Ni
mucho menos Goethe. Wert se luce al estilo Gallardón. Se pasea, pavón
diurno, entre las izquierdas y, sin embargo, cena con las derechas.
Pertenece al club de los que, no bautizados, penan su falta sacramental
en las estancias difusas del limbo. Limbo ideológico porque lo que es
político, se alinea en las filas de los que ponen velas a dios y al
demonio.
El
ministro Wert ama en silencio ensordecedor a la “gauche” más burguesa
de España. El País le pone. No se siente correspondido. Prefiere la
seguridad de Felipe y Alfredo, por más que viejos, antes que la
ensoñación de un jovenzuelo cercano a movimientos más moderados. El
desencanto no le llevará al suicidio pero sí a la contrición. El País no
le ama pero él dará a El País cuanto sea preciso para sellar su amor
imposible. El País es su Charlotte inexpugnable por más que el beso
fatídico de la prensa casada propicie la muerte del protagonista.

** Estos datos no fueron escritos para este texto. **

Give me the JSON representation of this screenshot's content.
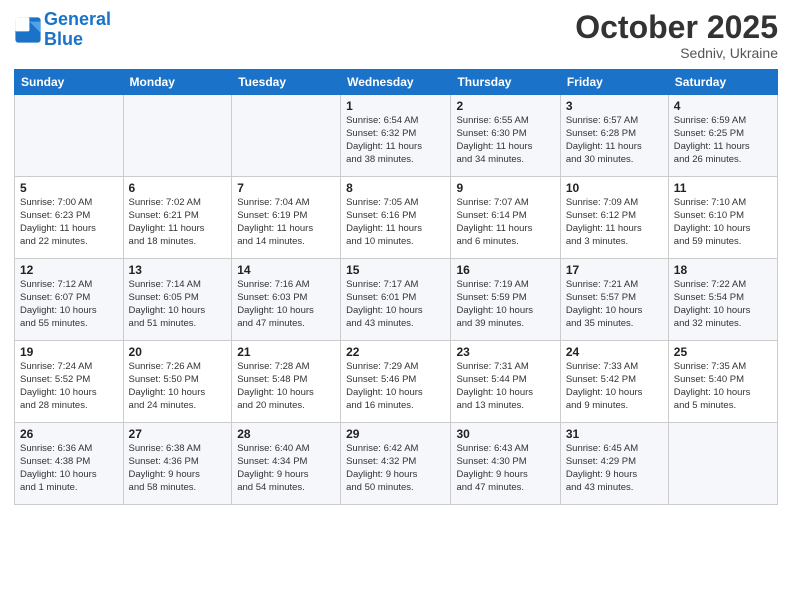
{
  "header": {
    "logo_line1": "General",
    "logo_line2": "Blue",
    "month": "October 2025",
    "location": "Sedniv, Ukraine"
  },
  "weekdays": [
    "Sunday",
    "Monday",
    "Tuesday",
    "Wednesday",
    "Thursday",
    "Friday",
    "Saturday"
  ],
  "weeks": [
    [
      {
        "day": "",
        "info": ""
      },
      {
        "day": "",
        "info": ""
      },
      {
        "day": "",
        "info": ""
      },
      {
        "day": "1",
        "info": "Sunrise: 6:54 AM\nSunset: 6:32 PM\nDaylight: 11 hours\nand 38 minutes."
      },
      {
        "day": "2",
        "info": "Sunrise: 6:55 AM\nSunset: 6:30 PM\nDaylight: 11 hours\nand 34 minutes."
      },
      {
        "day": "3",
        "info": "Sunrise: 6:57 AM\nSunset: 6:28 PM\nDaylight: 11 hours\nand 30 minutes."
      },
      {
        "day": "4",
        "info": "Sunrise: 6:59 AM\nSunset: 6:25 PM\nDaylight: 11 hours\nand 26 minutes."
      }
    ],
    [
      {
        "day": "5",
        "info": "Sunrise: 7:00 AM\nSunset: 6:23 PM\nDaylight: 11 hours\nand 22 minutes."
      },
      {
        "day": "6",
        "info": "Sunrise: 7:02 AM\nSunset: 6:21 PM\nDaylight: 11 hours\nand 18 minutes."
      },
      {
        "day": "7",
        "info": "Sunrise: 7:04 AM\nSunset: 6:19 PM\nDaylight: 11 hours\nand 14 minutes."
      },
      {
        "day": "8",
        "info": "Sunrise: 7:05 AM\nSunset: 6:16 PM\nDaylight: 11 hours\nand 10 minutes."
      },
      {
        "day": "9",
        "info": "Sunrise: 7:07 AM\nSunset: 6:14 PM\nDaylight: 11 hours\nand 6 minutes."
      },
      {
        "day": "10",
        "info": "Sunrise: 7:09 AM\nSunset: 6:12 PM\nDaylight: 11 hours\nand 3 minutes."
      },
      {
        "day": "11",
        "info": "Sunrise: 7:10 AM\nSunset: 6:10 PM\nDaylight: 10 hours\nand 59 minutes."
      }
    ],
    [
      {
        "day": "12",
        "info": "Sunrise: 7:12 AM\nSunset: 6:07 PM\nDaylight: 10 hours\nand 55 minutes."
      },
      {
        "day": "13",
        "info": "Sunrise: 7:14 AM\nSunset: 6:05 PM\nDaylight: 10 hours\nand 51 minutes."
      },
      {
        "day": "14",
        "info": "Sunrise: 7:16 AM\nSunset: 6:03 PM\nDaylight: 10 hours\nand 47 minutes."
      },
      {
        "day": "15",
        "info": "Sunrise: 7:17 AM\nSunset: 6:01 PM\nDaylight: 10 hours\nand 43 minutes."
      },
      {
        "day": "16",
        "info": "Sunrise: 7:19 AM\nSunset: 5:59 PM\nDaylight: 10 hours\nand 39 minutes."
      },
      {
        "day": "17",
        "info": "Sunrise: 7:21 AM\nSunset: 5:57 PM\nDaylight: 10 hours\nand 35 minutes."
      },
      {
        "day": "18",
        "info": "Sunrise: 7:22 AM\nSunset: 5:54 PM\nDaylight: 10 hours\nand 32 minutes."
      }
    ],
    [
      {
        "day": "19",
        "info": "Sunrise: 7:24 AM\nSunset: 5:52 PM\nDaylight: 10 hours\nand 28 minutes."
      },
      {
        "day": "20",
        "info": "Sunrise: 7:26 AM\nSunset: 5:50 PM\nDaylight: 10 hours\nand 24 minutes."
      },
      {
        "day": "21",
        "info": "Sunrise: 7:28 AM\nSunset: 5:48 PM\nDaylight: 10 hours\nand 20 minutes."
      },
      {
        "day": "22",
        "info": "Sunrise: 7:29 AM\nSunset: 5:46 PM\nDaylight: 10 hours\nand 16 minutes."
      },
      {
        "day": "23",
        "info": "Sunrise: 7:31 AM\nSunset: 5:44 PM\nDaylight: 10 hours\nand 13 minutes."
      },
      {
        "day": "24",
        "info": "Sunrise: 7:33 AM\nSunset: 5:42 PM\nDaylight: 10 hours\nand 9 minutes."
      },
      {
        "day": "25",
        "info": "Sunrise: 7:35 AM\nSunset: 5:40 PM\nDaylight: 10 hours\nand 5 minutes."
      }
    ],
    [
      {
        "day": "26",
        "info": "Sunrise: 6:36 AM\nSunset: 4:38 PM\nDaylight: 10 hours\nand 1 minute."
      },
      {
        "day": "27",
        "info": "Sunrise: 6:38 AM\nSunset: 4:36 PM\nDaylight: 9 hours\nand 58 minutes."
      },
      {
        "day": "28",
        "info": "Sunrise: 6:40 AM\nSunset: 4:34 PM\nDaylight: 9 hours\nand 54 minutes."
      },
      {
        "day": "29",
        "info": "Sunrise: 6:42 AM\nSunset: 4:32 PM\nDaylight: 9 hours\nand 50 minutes."
      },
      {
        "day": "30",
        "info": "Sunrise: 6:43 AM\nSunset: 4:30 PM\nDaylight: 9 hours\nand 47 minutes."
      },
      {
        "day": "31",
        "info": "Sunrise: 6:45 AM\nSunset: 4:29 PM\nDaylight: 9 hours\nand 43 minutes."
      },
      {
        "day": "",
        "info": ""
      }
    ]
  ]
}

Corazón atribulado, desigual e inconstante, no es capaz de refugiarse en
los puertos sentimentales de la vida apacible de la lealtad política.
No es capaz. La tentación del poder se impone a los cariños confesados a
medias.
La
derecha le compra piso en zona noble. Se siente vacío en medio de la
muchedumbre. No encuentra la verdadera amistad ni se refresca en el aire
enrarecido de sus nuevos vecinos. Él sí sabe lo que quiere y, como los
niños, se pone a dar tumbos por la tierra política de los platos de
segunda mesa. Añora a Charlotte. La recuerda en cada momento. Aunque ha
cambiado su libertad por unas lentejas ministeriales y ha trocado su
intelectualidad divina por un terrenal pragmatismo, Wert/Werther echa de
menos su cabellera marchita y se la toma a su familia de adopción. Cómo
si no ha de entenderse, entre otras majaderías, que su ministerio
subvencione con doce mil euros al actor Willy Toledo. Tesis de amores
prohibidos como el de Goethe con su mecenas, la duquesa Amalia.
La
contradicción de Wert se manifiesta en el testamento escrito de Goethe.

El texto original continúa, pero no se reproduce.